Effect of SRP54 depletion on mRNA expression in cultured human cells

Regulation of Aberrant Protein Production (RAPP) is a recently discovered protein quality control pathway that monitors proteins during their synthesis at the ribosome and degrades their mRNA if the proteins are not able to interact with their natural partners. In this study we induced RAPP by knockdown of SRP54, a Signal Recognition Particle subunit, and studied its effect at the full transcriptome level. The mRNA expression levels of many secretory and membrane proteins were decreased demonstrating the generality of the pathway. The RAPP activation leads to dramatic upregulation of the specific network of ribosome-associated HSP70/40/90 chaperones (HSPA1A, DNAJB1, HSP90AA1, and others), increased ribosome associated ubiquitination, and change in expression of RPS27 and RPS27L suggesting ribosome rearrangement. The results demonstrate a complex nature of mRNA and protein quality control at the ribosome. Two experimental condition (treated and control cells). Treatment: HeLa Tet-On cells were transfected with siRNA for SRP54 to knockdown SRP54. Control: HeLa Tet-On cells were transfected with control siRNA. Each experimental condition included three independent biological replicates.

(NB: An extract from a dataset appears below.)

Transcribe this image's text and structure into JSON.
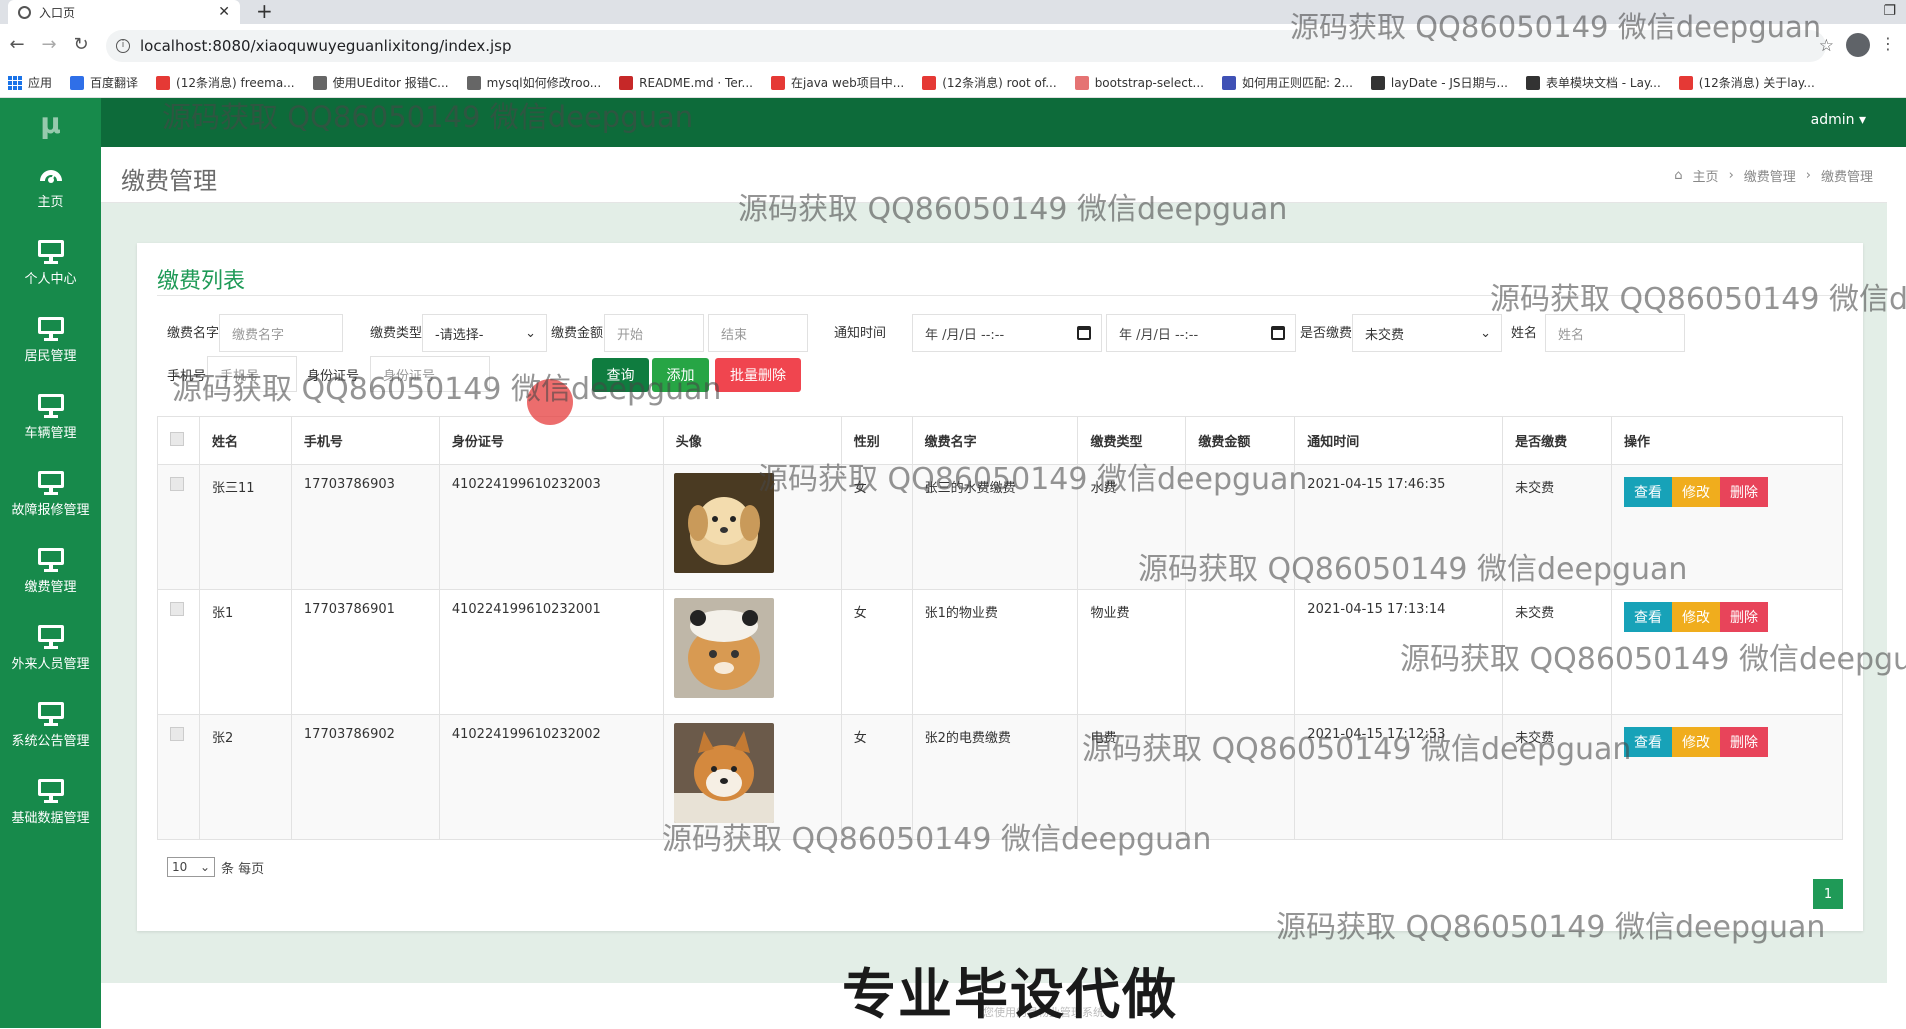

异常蛋白质生成调控（Regulation of Aberrant Protein Production, RAPP）是近年来新发现的蛋白质质量控制通路，可在蛋白质于核糖体合成过程中实施监控，若蛋白质无法与其天然结合伴侣相互作用，则降解其对应的信使RNA（mRNA）。本研究通过敲低信号识别颗粒（Signal Recognition Particle, SRP）亚基SRP54来诱导RAPP通路激活，并在全转录组层面探究其调控效应。众多分泌蛋白与膜蛋白的mRNA表达水平出现下调，证实了该通路的普适性。RAPP通路激活可显著上调核糖体结合型HSP70/40/90分子伴侣网络（HSPA1A、DNAJB1、HSP90AA1等）的表达，提升核糖体结合泛素化水平，并改变RPS27与RPS27L的表达水平，提示存在核糖体重排现象。研究结果揭示了核糖体层面mRNA与蛋白质质量控制的复杂机制。本研究设置两组实验条件：处理组与对照组细胞。处理组：将HeLa Tet-On细胞转染靶向SRP54的小干扰RNA（siRNA）以敲低SRP54表达；对照组：将HeLa Tet-On细胞转染阴性对照siRNA。每组实验条件均设置3次独立生物学重复。